電車が止まる可能性も?実は深刻な「2038年問題」 社会インフラや家電など広範囲で影響大の恐れ
しかし、社会インフラをはじめ、10年どころか20年、30年と使われるシステムは存在します。実際、私の研究室(立命館大学情報理工学部)にて「GitHub」(プログラムのソースコードを共有できるプラットフォーム)を調べたところ、よく使われているソースコードの上位874プロジェクトの3割以上で、「たとえ64ビットに拡張をしても、コード記述が適切でないために2038年問題を起こす可能性のあるプログラム」が検出されました。これは想像以上の多さで、事態は思ったより深刻だと考えています。
ソフトウェアのブラックボックス化を解消する好機に
――GitHubは今や、ソフトウェア開発の標準的なプラットフォームです。そこにも未対応のコードがあるというのは危険ですね。
さらに危ういのは、ソフトウェアの中身を把握できていない場合です。とりわけ家電メーカーは、外国企業と合弁していたり、外部から購入したモジュールを取り付けているケースも多いです。自社製品にどんなソフトウェアが使われているのか、メーカー自身も理解できていないのです。こうした製品は、いざ2038年に不具合が起きた場合、リコールや保証の対応に迫られるかもしれません。

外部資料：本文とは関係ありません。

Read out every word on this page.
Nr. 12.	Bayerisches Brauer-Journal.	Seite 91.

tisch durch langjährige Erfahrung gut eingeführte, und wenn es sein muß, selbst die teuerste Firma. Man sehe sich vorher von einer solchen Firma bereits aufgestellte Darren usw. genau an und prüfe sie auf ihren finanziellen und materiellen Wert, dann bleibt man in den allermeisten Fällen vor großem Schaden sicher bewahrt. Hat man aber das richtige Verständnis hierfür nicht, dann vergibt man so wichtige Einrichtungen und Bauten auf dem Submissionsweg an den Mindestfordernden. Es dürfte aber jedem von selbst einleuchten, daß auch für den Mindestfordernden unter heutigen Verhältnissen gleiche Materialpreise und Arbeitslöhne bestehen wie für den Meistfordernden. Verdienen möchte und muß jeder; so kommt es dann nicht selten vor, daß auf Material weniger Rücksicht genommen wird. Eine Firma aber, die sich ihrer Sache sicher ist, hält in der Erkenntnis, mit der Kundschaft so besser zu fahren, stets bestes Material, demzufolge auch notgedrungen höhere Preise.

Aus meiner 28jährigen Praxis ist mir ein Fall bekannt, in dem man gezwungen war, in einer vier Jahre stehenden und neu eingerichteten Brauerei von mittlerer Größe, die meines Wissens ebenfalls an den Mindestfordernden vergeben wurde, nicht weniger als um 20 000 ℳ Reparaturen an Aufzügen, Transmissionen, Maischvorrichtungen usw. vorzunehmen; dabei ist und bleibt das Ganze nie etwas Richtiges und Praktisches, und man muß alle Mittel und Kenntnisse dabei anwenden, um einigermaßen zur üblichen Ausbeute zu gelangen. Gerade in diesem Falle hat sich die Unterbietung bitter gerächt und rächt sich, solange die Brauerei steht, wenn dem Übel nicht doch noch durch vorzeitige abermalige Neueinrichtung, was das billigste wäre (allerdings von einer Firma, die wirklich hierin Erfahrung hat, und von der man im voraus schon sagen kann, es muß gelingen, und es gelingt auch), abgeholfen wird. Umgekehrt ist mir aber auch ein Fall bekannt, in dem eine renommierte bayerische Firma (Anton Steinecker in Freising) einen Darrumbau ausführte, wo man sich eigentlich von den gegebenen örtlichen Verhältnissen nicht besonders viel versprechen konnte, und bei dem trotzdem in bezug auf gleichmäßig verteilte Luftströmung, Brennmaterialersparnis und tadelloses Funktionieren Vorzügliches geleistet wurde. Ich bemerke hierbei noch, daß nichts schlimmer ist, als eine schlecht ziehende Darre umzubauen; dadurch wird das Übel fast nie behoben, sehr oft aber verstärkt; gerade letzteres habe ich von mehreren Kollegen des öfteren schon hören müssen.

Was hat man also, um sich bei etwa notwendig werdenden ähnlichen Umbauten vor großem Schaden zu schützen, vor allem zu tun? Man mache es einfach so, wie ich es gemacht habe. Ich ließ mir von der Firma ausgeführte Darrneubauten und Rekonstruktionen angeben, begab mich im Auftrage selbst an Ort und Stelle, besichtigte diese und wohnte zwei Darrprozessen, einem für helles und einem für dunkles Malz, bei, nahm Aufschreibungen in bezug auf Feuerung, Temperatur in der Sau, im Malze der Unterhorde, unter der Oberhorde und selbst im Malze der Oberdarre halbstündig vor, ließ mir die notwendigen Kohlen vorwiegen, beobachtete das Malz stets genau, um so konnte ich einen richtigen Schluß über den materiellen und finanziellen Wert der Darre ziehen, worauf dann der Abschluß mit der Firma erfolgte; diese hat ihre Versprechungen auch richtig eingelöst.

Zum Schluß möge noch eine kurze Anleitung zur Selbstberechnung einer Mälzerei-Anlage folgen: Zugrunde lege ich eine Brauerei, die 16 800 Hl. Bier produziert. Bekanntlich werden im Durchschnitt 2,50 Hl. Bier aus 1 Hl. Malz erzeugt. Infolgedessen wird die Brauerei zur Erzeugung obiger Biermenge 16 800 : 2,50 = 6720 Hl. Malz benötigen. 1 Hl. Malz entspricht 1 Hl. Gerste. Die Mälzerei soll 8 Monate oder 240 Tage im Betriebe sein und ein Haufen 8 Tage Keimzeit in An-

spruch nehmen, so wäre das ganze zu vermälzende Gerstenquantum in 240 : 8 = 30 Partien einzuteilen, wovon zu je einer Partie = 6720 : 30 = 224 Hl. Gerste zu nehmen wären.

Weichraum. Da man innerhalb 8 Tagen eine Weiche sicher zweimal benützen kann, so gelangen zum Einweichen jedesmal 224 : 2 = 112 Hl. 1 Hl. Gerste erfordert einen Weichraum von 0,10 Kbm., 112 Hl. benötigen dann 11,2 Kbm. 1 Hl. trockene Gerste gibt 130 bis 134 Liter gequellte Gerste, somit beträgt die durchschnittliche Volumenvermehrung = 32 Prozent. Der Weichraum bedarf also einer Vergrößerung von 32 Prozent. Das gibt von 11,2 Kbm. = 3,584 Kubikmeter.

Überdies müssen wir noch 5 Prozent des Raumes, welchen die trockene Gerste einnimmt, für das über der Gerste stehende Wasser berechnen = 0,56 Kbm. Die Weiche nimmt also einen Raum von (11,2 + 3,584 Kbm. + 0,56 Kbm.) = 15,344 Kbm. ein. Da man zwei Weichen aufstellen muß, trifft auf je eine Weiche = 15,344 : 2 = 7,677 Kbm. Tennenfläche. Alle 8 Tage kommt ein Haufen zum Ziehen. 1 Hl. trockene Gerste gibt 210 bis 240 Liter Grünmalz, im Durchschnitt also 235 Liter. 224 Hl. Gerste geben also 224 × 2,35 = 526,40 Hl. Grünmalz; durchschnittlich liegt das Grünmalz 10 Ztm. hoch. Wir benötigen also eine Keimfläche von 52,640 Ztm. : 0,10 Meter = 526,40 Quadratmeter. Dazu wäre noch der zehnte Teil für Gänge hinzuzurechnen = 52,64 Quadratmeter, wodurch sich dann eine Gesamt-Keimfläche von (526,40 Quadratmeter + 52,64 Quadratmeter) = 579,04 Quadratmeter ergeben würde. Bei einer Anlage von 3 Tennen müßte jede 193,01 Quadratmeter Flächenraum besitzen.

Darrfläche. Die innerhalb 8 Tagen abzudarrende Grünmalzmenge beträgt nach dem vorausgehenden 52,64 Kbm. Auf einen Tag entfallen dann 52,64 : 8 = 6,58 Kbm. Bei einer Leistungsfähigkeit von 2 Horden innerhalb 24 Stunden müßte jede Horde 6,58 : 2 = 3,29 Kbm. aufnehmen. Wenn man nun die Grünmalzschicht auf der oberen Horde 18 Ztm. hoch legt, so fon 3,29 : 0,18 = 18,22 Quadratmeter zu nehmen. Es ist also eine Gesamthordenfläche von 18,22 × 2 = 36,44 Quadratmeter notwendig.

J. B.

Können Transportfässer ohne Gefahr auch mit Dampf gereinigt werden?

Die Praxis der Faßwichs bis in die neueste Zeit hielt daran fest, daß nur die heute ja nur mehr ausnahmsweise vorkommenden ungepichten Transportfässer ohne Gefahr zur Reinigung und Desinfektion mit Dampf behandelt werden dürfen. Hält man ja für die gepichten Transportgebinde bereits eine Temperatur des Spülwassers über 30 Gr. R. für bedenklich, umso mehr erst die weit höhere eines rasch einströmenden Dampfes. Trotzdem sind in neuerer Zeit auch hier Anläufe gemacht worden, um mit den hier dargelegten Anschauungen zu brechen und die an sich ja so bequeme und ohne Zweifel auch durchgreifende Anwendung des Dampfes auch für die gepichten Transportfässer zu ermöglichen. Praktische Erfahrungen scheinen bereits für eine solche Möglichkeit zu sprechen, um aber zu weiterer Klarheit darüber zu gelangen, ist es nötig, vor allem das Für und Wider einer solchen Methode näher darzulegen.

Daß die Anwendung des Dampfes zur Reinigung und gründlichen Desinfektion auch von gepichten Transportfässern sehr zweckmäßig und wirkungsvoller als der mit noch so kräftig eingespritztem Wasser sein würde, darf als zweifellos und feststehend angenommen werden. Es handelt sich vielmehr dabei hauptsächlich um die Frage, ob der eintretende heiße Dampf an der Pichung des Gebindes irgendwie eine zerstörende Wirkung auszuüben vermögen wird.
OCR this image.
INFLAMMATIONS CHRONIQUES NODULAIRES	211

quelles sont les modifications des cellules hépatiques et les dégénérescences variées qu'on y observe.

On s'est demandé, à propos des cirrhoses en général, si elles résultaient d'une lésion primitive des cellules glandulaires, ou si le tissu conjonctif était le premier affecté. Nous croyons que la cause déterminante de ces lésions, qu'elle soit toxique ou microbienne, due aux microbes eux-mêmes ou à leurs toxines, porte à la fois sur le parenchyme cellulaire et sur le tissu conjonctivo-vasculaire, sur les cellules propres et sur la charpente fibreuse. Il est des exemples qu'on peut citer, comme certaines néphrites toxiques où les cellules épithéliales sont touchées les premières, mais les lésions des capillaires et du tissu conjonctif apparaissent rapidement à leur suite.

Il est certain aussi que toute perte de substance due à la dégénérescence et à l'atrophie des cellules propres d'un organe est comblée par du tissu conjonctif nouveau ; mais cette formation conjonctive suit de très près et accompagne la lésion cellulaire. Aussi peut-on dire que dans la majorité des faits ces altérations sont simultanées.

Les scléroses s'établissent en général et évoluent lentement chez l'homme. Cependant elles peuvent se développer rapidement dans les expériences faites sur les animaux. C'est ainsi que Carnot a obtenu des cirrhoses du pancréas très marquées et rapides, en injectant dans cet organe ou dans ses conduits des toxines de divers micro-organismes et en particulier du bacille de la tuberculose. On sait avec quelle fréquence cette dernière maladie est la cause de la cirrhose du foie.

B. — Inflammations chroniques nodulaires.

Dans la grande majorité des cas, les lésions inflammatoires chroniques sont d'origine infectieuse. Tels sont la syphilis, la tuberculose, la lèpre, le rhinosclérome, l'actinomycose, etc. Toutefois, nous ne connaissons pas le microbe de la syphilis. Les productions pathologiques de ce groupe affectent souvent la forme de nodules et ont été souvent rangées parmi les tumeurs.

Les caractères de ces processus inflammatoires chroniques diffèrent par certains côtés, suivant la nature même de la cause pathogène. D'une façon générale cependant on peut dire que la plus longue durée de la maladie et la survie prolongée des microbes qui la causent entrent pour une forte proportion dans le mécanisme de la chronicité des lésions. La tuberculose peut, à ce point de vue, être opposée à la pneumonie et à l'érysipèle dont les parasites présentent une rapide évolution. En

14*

ただ、こうしたリスクを認識はしていても、対策を講じることによるメーカー側のメリットが少ないことが2038年問題の悩ましい点です。どれだけ徹底してもすべての不具合を防げるとは限らないうえ、コストをかけて問題を解決したところで、新しい付加価値がつくわけでもありません。
しかし万が一の場合、人の命に関わるかもしれない問題です。なんとかリソースを割き、「問題があるソフトウェア」を洗い出さなければなりません。私はこの作業に10年かかると踏んでいるため、2028年には動き出す必要があります。そろそろ本格的に周知を進めなくては、と各所で呼びかけているところです。
――ソフトウェアのブラックボックスを解消することは、企業にとって強みにもなりそうです。
はい。何かしらのムダも可視化されるはずなので、業務効率化など副次的な効果は期待できるでしょう。
近い話では、ソフトウェアの脆弱性の管理手法である「SBOM」(Software Bill of Materials)の活用が検討できます。SBOMは「ソフトウェア部品表」と訳されるように、ソフトウェアの構成要素をリスト化する手法で、経済産業省が導入を推奨しています。
2038年問題がどこまで大きな影響を及ぼすかはわかりませんが、何かが起きることは間違いありません。各業界は2028年までにぜひ、「2038年問題に取り組みます」と手を挙げてほしい。一連の作業は、品質向上や業務プロセス改善にもつながります。インシデント対策だけでなく、この機会を企業価値向上にもつなげてほしいです。